Sophie et Daniel, secrétaire et électricien de 23 ans
Sophie et Daniel débutent leur carrière professionnelle. En 2025, année de l'entrée en vigueur supposée de la réforme, ils auront 25 ans. C'est l'âge à partir duquel ils seront soumis au 2e pilier, et devront donc commencer à cotiser pour leur retraite.
Sophie, secrétaire à 40%, gagne en début de carrière environ 1900 francs par mois. Elle fait partie de ces personnes à temps partiel que les autorités veulent mieux assurer. A la retraite, elle touchera effectivement une rente 2e pilier de 695 francs par mois, soit quatre fois plus qu'avec le système en vigueur. En revanche, elle paiera aussi nettement plus de cotisations durant sa vie active: presque sept fois plus en début de carrière. Concrètement, en 2025, son salaire net sera amputé de 64 francs supplémentaires par mois.
Daniel, électricien à 100%, touche lui 5000 francs à ses débuts. Avec la réforme, ses revenus à la retraite augmenteront d'environ 125 francs par mois. Daniel devra toutefois cotiser davantage, surtout au début de sa carrière. Ses charges grossiront de 80 francs par mois en 2025. Sur l'ensemble de son parcours professionnel, il déboursera 25'000 francs de plus qu'avec le système actuel.
Léa et Cécile, collaboratrice scientifique et caissière dans leur quarantaine
Léa et Cécile, respectivement collaboratrice scientifique à 80% et caissière à 50% de 44 et 45 ans, se situent à mi-chemin de leur vie active. La réforme leur réserve quelques surprises.
Léa a commencé sa carrière professionnelle, et donc à cotiser, après ses études à 29 ans. Elle gagne 5550 francs par mois. Son salaire net baissera d'environ 50 francs pendant quelques années avec la réforme du Parlement. Mais le principal coup dur arrivera à l'heure de la retraite: elle verra sa rente LPP baisser de 125 francs par mois par rapport au système en vigueur.
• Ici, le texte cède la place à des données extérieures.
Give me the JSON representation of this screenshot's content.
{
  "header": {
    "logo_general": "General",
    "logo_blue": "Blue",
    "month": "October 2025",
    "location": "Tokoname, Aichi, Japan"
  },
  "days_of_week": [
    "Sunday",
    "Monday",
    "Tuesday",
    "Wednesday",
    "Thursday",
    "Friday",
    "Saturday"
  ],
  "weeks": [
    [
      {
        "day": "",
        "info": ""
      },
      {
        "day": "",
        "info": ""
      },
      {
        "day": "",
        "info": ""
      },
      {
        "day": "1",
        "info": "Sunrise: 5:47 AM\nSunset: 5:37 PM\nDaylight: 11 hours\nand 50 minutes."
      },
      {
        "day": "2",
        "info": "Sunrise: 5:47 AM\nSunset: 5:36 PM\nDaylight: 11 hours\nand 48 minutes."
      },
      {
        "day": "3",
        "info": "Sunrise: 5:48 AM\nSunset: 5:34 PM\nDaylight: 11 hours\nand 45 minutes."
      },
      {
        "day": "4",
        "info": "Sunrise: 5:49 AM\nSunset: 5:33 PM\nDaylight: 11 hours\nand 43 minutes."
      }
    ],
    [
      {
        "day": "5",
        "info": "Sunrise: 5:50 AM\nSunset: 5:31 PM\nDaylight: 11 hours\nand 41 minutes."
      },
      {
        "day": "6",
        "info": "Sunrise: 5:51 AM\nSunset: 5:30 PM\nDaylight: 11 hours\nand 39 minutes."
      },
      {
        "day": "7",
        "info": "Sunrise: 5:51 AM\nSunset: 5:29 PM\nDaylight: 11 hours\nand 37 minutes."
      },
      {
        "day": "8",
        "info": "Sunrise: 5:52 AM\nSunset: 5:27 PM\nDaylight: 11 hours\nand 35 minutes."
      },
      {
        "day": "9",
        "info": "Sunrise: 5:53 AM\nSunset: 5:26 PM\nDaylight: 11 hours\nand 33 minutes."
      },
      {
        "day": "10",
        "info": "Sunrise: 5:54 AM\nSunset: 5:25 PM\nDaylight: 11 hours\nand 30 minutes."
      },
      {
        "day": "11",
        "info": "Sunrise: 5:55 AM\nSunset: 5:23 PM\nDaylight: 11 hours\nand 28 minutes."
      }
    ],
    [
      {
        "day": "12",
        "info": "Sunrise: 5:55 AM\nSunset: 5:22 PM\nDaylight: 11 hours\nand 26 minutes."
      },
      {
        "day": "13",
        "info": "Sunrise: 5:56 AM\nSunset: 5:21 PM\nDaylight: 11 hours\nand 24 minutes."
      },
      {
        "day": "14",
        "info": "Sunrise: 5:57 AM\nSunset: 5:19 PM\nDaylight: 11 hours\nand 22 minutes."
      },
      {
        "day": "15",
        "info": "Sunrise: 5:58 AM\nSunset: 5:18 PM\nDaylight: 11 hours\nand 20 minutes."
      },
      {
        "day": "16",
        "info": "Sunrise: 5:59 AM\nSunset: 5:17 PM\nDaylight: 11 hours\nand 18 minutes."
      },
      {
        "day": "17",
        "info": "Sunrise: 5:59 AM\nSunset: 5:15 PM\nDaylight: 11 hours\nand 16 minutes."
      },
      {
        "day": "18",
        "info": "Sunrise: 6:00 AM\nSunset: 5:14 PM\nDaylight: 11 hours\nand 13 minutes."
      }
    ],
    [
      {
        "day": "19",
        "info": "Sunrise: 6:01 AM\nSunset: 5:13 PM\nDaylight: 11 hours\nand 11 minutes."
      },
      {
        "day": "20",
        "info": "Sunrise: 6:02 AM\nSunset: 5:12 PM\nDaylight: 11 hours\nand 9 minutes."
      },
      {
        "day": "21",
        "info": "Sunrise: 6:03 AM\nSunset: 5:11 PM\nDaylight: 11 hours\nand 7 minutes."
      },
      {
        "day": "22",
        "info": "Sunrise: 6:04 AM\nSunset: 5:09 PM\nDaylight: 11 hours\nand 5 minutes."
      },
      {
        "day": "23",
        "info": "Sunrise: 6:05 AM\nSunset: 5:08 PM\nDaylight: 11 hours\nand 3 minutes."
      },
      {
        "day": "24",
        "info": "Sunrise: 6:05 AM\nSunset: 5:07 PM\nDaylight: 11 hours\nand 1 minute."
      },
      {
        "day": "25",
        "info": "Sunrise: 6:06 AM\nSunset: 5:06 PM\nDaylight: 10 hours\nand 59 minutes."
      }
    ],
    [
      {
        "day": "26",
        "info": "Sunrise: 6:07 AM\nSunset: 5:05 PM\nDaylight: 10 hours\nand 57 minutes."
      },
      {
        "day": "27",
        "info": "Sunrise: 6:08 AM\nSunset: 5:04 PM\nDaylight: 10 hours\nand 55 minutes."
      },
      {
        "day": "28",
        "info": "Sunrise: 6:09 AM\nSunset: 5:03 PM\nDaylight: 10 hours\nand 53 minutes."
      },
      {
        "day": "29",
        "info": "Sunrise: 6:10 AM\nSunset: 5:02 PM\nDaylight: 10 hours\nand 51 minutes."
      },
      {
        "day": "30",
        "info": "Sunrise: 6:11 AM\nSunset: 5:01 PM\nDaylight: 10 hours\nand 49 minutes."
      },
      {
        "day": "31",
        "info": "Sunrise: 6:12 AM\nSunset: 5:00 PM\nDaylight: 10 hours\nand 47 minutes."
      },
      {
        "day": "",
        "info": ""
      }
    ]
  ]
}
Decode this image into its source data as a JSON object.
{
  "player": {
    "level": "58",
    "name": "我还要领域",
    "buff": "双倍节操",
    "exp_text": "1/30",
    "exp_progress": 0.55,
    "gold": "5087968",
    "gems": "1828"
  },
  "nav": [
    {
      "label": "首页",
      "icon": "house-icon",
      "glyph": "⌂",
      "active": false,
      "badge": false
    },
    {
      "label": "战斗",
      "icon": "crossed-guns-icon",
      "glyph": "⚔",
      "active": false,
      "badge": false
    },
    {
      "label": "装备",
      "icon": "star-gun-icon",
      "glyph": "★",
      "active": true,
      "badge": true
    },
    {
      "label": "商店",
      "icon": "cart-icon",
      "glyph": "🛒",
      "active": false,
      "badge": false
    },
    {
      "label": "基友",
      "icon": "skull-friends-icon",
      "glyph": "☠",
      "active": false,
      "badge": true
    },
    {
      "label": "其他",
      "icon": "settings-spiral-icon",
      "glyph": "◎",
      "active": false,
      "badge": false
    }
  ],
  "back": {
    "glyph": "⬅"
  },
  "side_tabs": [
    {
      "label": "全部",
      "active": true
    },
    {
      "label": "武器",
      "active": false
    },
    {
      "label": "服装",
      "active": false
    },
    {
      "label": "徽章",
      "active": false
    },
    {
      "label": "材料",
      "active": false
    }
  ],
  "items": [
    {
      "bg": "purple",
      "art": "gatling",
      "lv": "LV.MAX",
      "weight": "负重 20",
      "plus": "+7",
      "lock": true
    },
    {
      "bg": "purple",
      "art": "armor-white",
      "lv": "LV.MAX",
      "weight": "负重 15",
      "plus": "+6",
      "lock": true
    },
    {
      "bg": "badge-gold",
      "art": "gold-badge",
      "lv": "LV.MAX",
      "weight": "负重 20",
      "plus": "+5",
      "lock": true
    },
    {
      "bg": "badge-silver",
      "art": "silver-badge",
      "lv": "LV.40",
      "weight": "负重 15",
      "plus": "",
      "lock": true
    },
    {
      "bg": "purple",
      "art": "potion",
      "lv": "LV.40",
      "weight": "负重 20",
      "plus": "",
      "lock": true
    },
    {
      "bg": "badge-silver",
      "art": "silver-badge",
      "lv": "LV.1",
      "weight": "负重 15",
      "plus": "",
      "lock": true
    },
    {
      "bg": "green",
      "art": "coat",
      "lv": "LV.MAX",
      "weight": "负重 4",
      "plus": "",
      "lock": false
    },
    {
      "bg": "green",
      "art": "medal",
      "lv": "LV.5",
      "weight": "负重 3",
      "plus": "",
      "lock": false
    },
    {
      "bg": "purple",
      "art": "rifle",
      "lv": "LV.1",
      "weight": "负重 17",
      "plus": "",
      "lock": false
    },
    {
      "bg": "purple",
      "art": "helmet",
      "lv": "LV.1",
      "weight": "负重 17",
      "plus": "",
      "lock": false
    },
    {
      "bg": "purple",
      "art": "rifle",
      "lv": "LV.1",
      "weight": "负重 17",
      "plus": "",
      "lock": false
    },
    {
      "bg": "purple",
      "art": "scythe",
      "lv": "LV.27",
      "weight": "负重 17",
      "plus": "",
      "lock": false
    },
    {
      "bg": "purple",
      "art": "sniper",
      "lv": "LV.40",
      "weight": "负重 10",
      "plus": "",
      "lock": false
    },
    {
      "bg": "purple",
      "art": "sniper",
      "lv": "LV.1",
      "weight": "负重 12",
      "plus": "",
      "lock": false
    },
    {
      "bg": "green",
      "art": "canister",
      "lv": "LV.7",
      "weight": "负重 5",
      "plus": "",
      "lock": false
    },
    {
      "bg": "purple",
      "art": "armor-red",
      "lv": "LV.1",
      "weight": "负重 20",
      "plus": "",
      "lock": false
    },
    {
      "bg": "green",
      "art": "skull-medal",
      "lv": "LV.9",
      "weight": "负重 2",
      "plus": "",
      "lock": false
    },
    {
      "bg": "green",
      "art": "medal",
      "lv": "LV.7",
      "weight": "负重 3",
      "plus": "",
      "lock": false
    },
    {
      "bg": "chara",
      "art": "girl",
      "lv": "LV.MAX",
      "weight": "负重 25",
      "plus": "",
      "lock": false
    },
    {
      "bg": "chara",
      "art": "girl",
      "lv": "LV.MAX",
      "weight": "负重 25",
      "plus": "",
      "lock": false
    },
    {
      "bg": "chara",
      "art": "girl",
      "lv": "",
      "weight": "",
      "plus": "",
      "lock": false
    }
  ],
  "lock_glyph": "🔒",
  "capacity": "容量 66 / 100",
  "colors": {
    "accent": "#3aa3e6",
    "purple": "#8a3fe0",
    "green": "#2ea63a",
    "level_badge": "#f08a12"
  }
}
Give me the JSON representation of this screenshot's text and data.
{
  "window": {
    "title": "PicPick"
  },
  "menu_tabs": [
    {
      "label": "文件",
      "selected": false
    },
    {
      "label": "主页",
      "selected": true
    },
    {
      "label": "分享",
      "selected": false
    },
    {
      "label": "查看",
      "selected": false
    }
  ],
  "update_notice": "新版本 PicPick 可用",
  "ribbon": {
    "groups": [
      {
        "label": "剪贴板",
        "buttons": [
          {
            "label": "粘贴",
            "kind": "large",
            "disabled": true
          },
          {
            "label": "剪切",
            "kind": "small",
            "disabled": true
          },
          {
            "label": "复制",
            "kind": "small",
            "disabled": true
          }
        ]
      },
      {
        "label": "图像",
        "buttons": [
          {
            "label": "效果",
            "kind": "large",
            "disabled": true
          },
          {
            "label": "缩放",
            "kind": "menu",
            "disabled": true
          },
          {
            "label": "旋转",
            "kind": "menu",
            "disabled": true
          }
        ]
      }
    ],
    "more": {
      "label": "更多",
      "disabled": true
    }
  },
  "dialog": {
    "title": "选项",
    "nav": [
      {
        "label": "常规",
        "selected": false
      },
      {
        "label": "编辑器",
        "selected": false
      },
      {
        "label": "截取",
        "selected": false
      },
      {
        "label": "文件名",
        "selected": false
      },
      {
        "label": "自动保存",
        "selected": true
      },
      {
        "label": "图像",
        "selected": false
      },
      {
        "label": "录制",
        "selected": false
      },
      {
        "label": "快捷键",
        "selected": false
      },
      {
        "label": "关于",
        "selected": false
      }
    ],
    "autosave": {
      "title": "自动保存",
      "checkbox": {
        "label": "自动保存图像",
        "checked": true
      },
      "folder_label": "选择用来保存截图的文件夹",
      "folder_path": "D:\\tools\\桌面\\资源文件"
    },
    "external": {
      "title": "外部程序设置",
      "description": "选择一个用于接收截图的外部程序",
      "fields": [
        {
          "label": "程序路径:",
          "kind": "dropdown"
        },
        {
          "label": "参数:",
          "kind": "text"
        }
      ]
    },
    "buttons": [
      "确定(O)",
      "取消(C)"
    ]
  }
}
C'est l'inverse pour Cécile, qui touche 2100 francs par mois. Sa rente, jusqu'ici très modeste, triplera. Elle se montera à 385 francs par mois avec le modèle du Parlement, contre environ 125 actuellement. Cette apparente bonne nouvelle pourrait toutefois être difficile à digérer dans un premier temps: ses cotisations passeront de 23 à 130 francs par mois, soit une part conséquente de son salaire.
Ginette et Thomas, infirmière et menuisier de la génération transitoire
Ginette et Thomas, infirmière à 70% de 51 ans et menuisier à 100% de 59 ans, font partie de la génération transitoire, c'est-à-dire les personnes de plus de 50 ans. Ils recevront un supplément pour palier les effets de la réforme et ainsi protéger leur 2e pilier.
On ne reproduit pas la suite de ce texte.